Identification of novel glucose-dependent alterations responsible for vascular dysfunction in Type 2 diabetes

Diabetes is a growing global healthcare problem. The majority of people living with diabetes have Type 2 diabetes mellitus (T2DM), characterised by a resistance of the body to the action of insulin. Clinical data suggest that more than 70% of these patients will die of cardiovascular diseases (CVDs) including heart attack and stroke. Coronary artery bypass graft (CABG) surgery, which typically utilises autologous saphenous vein, is the preferred revascularisation option for improving coronary blood flow in patients with diabetes. However T2DM may increase patient vulnerability to vein graft failure following CABG, a phenomenon which may arise from specific alterations in human saphenous vein smooth muscle cell (HSV-SMC) phenotype that trigger vascular thickening and re-modelling observed in veins from patients with T2DM. We propose that protein O-GlcNAcylation, a glucose-dependent modification that links diabetes with protein function, alters HSV-SMC function through post-translational modification of key proteins.

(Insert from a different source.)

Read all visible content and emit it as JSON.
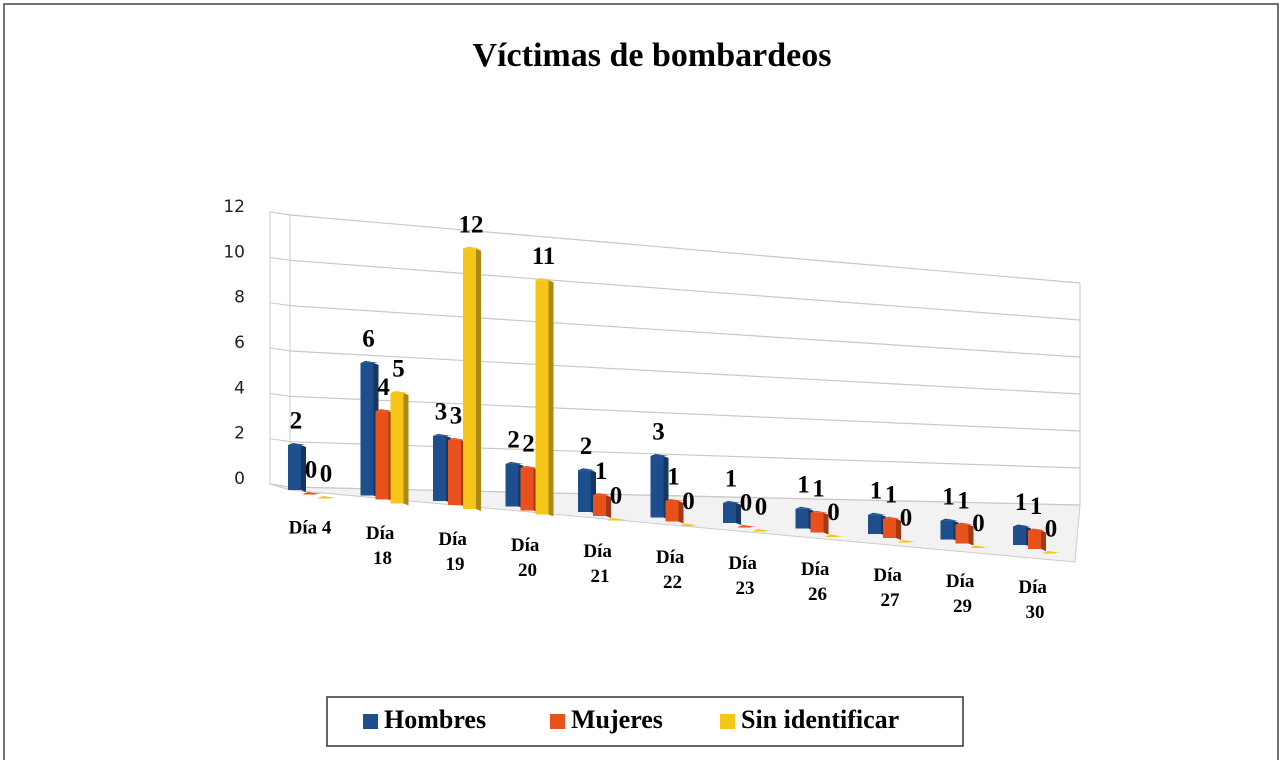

Using cutting edge biochemical and molecular pharmacological approaches the student will

A) Apply new biochemical tools to specifically isolate O-GlcNAcylated proteins from HSV-SMCs
B) Use mass spectrometry to identify O-GlcNAcylated proteins specifically enriched in HSV-SMCs from T2DM patients
C) Use biochemical and genetic approaches to validate and characterise the effects of target protein O-GlcNAcylation on HSV-SMC function.

The aim of this PhD project is to apply tools and expertise available in the supervisors’ laboratories to test the hypothesis that protein O-GlcNAcylation links altered HSV-SMC function with the increased risk of vein graft failure seen in T2DM patients. To achieve this, the student will pursue an integrated programme of work that brings together the complementary expertise and track records of the supervisors in the study of protein biochemistry and molecular biology, HSV-SMC function and T2DM, to identify new therapeutic targets to reduce the vascular re-modelling responsible for vein graft failure in T2DM patients.